I took Miles by the hand and lead him outside, where the outdoor seating was. It was mostly abandoned since it was too cold to eat out there.
"You skipped history," He said, as he sat opposite of me at the square table. "I couldn't find you at lunch, either. Even sent you a few texts before I remembered you didn't have your phone."
"Sorry."
He frowned, reaching across the table for my hand. I quickly dropped them to my lap. I wouldn't have been able to get through it with him touching me.
"What's going on with you?"
"I had a fight with my mom," I told him, tugging at my fingers under the table. "She thinks we should break up."
"What? Why would she—did I do something?" He stammered.
I shook my head. "No, it's me." It amazed me how calm I was being about this. Maybe I'd used up my quota on dramatics for the day. Still, I couldn't bring myself to look at him for more than a few seconds, my eyes kept darting over to the cars zooming by on the street.
"She thinks I don't mix well with boys."
The table started to shake a little and I realized it was due to Miles's rapidly bouncing his leg. "What the hell is that supposed to mean?" There was a slight edge in his voice that broke my heart. "I thought your mom liked me?"
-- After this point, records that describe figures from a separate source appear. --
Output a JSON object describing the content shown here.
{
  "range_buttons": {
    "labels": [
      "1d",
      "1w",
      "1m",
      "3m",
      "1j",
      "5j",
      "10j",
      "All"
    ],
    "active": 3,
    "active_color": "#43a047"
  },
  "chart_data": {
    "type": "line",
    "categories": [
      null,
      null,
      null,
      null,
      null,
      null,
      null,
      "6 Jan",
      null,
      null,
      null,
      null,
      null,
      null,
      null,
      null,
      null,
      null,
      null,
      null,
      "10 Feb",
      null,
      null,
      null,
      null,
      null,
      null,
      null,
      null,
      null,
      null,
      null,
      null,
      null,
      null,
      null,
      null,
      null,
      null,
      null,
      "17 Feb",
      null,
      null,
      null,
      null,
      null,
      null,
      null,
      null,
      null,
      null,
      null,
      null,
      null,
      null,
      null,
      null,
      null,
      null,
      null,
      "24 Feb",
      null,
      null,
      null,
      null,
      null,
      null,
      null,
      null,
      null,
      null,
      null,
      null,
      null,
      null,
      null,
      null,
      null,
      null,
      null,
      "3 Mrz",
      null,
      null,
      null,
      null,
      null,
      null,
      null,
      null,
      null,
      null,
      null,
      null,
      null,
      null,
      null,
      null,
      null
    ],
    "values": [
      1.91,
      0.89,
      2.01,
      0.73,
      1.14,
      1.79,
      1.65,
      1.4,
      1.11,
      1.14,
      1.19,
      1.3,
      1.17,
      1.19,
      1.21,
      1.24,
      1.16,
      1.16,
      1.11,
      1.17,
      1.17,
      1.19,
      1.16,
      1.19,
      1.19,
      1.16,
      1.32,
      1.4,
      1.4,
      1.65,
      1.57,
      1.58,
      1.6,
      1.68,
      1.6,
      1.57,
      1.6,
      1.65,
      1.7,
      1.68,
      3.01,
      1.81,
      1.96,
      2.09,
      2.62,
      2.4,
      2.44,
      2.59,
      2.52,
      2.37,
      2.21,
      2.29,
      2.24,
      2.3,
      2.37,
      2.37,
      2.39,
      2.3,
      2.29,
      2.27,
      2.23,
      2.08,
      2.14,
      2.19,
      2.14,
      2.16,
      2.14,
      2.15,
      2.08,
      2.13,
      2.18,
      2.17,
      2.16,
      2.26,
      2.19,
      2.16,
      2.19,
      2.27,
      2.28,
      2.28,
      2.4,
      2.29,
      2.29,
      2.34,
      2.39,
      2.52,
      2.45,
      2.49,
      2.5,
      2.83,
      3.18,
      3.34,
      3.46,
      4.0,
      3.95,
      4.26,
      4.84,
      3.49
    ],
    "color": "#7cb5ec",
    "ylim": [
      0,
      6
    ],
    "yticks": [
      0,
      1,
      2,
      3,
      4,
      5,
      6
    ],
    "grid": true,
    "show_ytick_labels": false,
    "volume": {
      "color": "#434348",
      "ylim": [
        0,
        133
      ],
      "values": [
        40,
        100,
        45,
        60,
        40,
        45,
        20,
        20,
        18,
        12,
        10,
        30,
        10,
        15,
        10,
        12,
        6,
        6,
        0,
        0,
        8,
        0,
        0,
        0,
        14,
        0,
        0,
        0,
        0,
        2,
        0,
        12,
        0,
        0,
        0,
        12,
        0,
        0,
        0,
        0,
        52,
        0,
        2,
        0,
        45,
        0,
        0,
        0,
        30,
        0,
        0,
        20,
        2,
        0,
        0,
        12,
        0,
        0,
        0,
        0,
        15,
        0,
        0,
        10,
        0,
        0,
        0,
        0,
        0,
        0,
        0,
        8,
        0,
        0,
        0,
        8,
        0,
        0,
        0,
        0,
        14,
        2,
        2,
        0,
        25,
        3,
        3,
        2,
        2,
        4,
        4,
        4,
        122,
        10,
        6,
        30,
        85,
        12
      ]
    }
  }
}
"I told you, you didn't do anything wrong," I assured him. "I don't always make the smartest choices when it comes to boys and when she found out snuck out on Saturday she was pissed."
"So, you snuck out," he shrugged. "It's not that big a deal."
"In her defense, the last time a snuck out to meet I boy at a party I almost died." Everything seemed to freeze in time—my breathing, Miles's shaking leg. Everything. I was officially out of things to stall with. "My dad did die. Along with four other people."
I brought myself to meet his eyes. They were clouded over with confusion. As I watched him, I could see the exact moment he realized where this was going.
He adjusted his weight in the chair, his brow pulling together. "What—when was that?"
"Four summers ago." His frown deepened, his eyes focusing on anything but me. "I found Rose's picture in your wallet. Her real name was Elizabeth?"
He nodded, looking out at the street. "She was obsessed with them, so I started calling her..."
He stopped talking, letting his word trail off. The color had drained from his face, he looked like he was going to be sick. The silence between us was deafening. It was impossible to figure out what was going through his head. I wanted to ask, but I also didn't want to rush him as he processed it.
After what felt like an eternity, he stood, still unable to spare a glance my way as he turned to leave. "I think I should go."
"That's it?" I called out, standing as well.
He stopped, turning to me as he rubbed the back of his neck. "I don't know what to say to, Loren."
That was the first time I ever heard him say my name. I hated the sound of it.
Of all the scenarios I played out of that moment, him walking away was the most obvious of outcomes. But seeing him actually do it was like a hot knife piercing my chest.
"Miles..." My voice was low and shaky as I stepped towards him.
"This is a lot to process, okay," he said, bringing himself to look at me. "And I just—I need to think."
What he meant was that he needed to decide. It was written all over his face, flashing in his eyes. Did he like me enough to keep me around as a constant reminder of what happened to his sister?
"Your mom doesn't want us together and I think we should just leave it at that for now." He sounded cold and definitive, leaving little hope that we'd get through this.
My words were stuck in my throat, unable to call after him as he walked away.